キャスト:ケイト・ウィンスレット/リアム・ヘムズワース/ジュディ・デイビス/ヒューゴ・ウィービング/キャロライン・クッドオール  他

 

[解説]

「タイタニック」のケイト・ウィンスレット「ハンガーゲーム」シリーズのリアム・ヘムズワース、「マトリックス」シリーズのヒューゴ・ウィービング共演によるオーストラリア製サスペンスドラマ。オーストラリアの田舎町。25年前に同世代の少年スチュワートを殺した疑いをかけられて町を去った女性ティリーが、認知症になった母親の面倒を見るため、久々に帰郷する。ティリーに不信感を抱く者も大勢いたが、彼女がデザイナーであることを知った町の女性たちは、ドレスの製作を次々と依頼するように。そんな中、ティリーは自分と同世代の男性テディと親しくなり・・・・。監督は「キルトに綴る愛」のジョスリン・ムーアハウス。WOWOWでは「復讐のドレスコード」のタイトルで放映。(eiga.com)

 

いかにも女流作家&女流監督作という感じでねちっこくそして長い恨み節ムービーですね。ヒロイン始めこの小さな口さがない町の全員が、録でもない人間そのものという感じはやはり女性の視線なのかと思います。

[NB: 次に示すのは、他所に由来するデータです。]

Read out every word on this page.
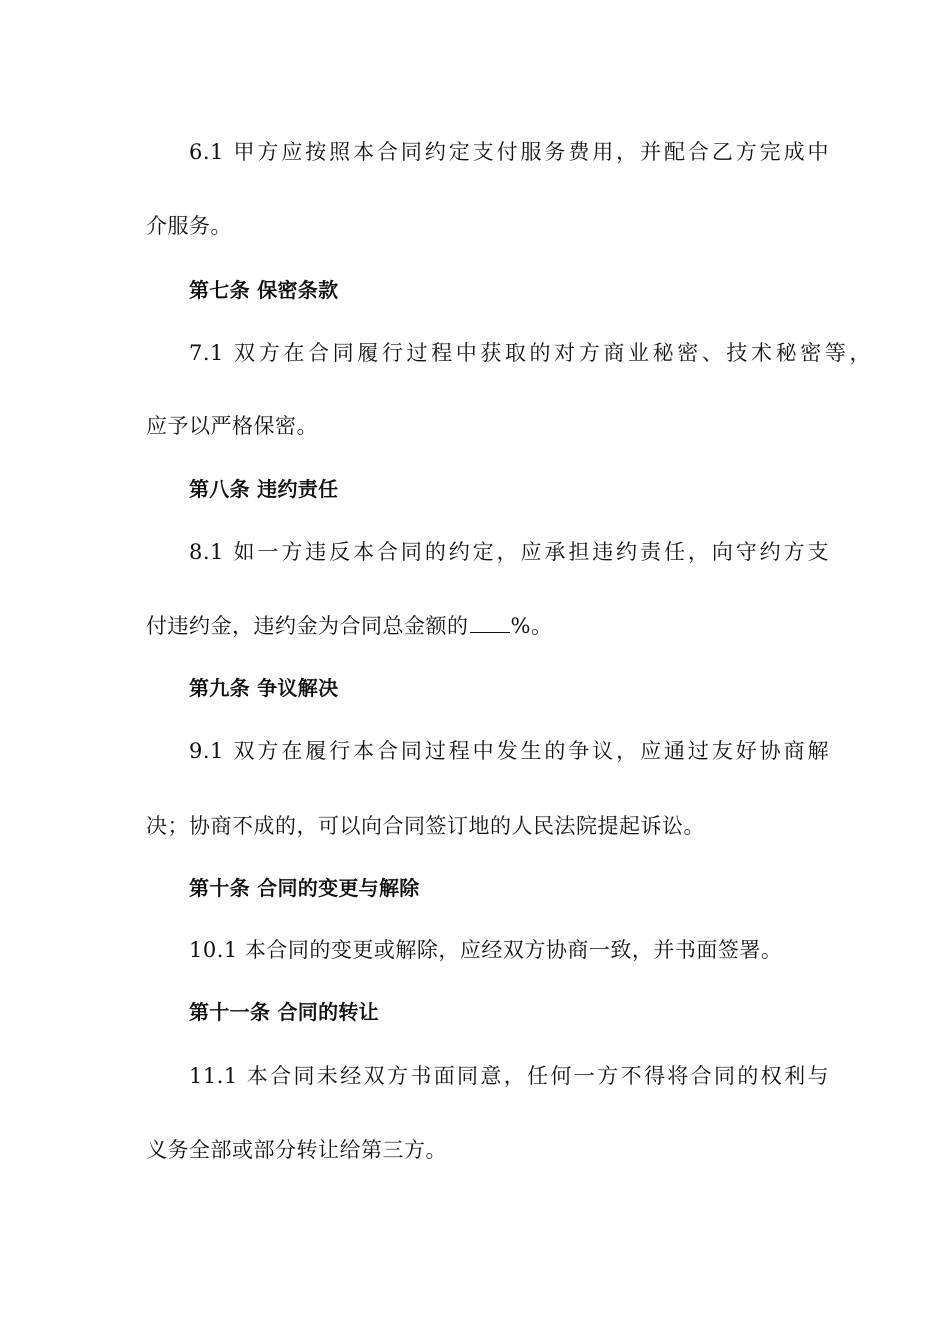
6.1 甲方应按照本合同约定支付服务费用，并配合乙方完成中
介服务。
第七条 保密条款
7.1 双方在合同履行过程中获取的对方商业秘密、技术秘密等，
应予以严格保密。
第八条 违约责任
8.1 如一方违反本合同的约定，应承担违约责任，向守约方支
付违约金，违约金为合同总金额的 %。
第九条 争议解决
9.1 双方在履行本合同过程中发生的争议，应通过友好协商解
决；协商不成的，可以向合同签订地的人民法院提起诉讼。
第十条 合同的变更与解除
10.1 本合同的变更或解除，应经双方协商一致，并书面签署。
第十一条 合同的转让
11.1 本合同未经双方书面同意，任何一方不得将合同的权利与
义务全部或部分转让给第三方。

時代的には1951年としていますが自動車がある以外はウェスタンの田舎町という感じで、ヒロインのティリー(ケイト・ウィンスレット)は、流れ者のガンマンよろしくシンガーミシンを抱えてバスから降りてくるところから始まります。

 

子供時代の幼馴染とのトラブルが少しずつフラッシュバックで挿入され、過去の事件と彼女が町を離れた核心に徐々に迫りつつ、恋人テディ(リアム・ヘムズワース)との出逢い、母親との軋轢、町の噂などを結構エグく織り込んで行くのですが、ドレスづくりで目立たない娘を変身させ、ドレスメーカーとして成功して行きますが、彼女の本当の目的は、あくまで25年分の町の全員への復讐で、後半になればなるほどエグく面白くなります。バカなことも起きますが、笑えたり驚かされたり、なんだかんだあり、町の名士とされる男の陰謀で、仕立て人の中年女が呼ばれいよいよ険悪なムードになり、交ぜこぜの怒りは更に燃料を蓄えて爆発を待ちます。

 

女装趣味の巡査(ヒューゴ・ウィービング)がそこそこ味方っぽい役割てすが、彼女の味方は結局ひとりも居なかったという、女の情念が詰まった復讐劇になってゆきます。

 

面白いには面白いのですが、後半少しもたついて少し長いかなと感じました。登場人物ほとんどみんな下衆なのは作者と監督の辛辣な視線のなせる技かもしれません。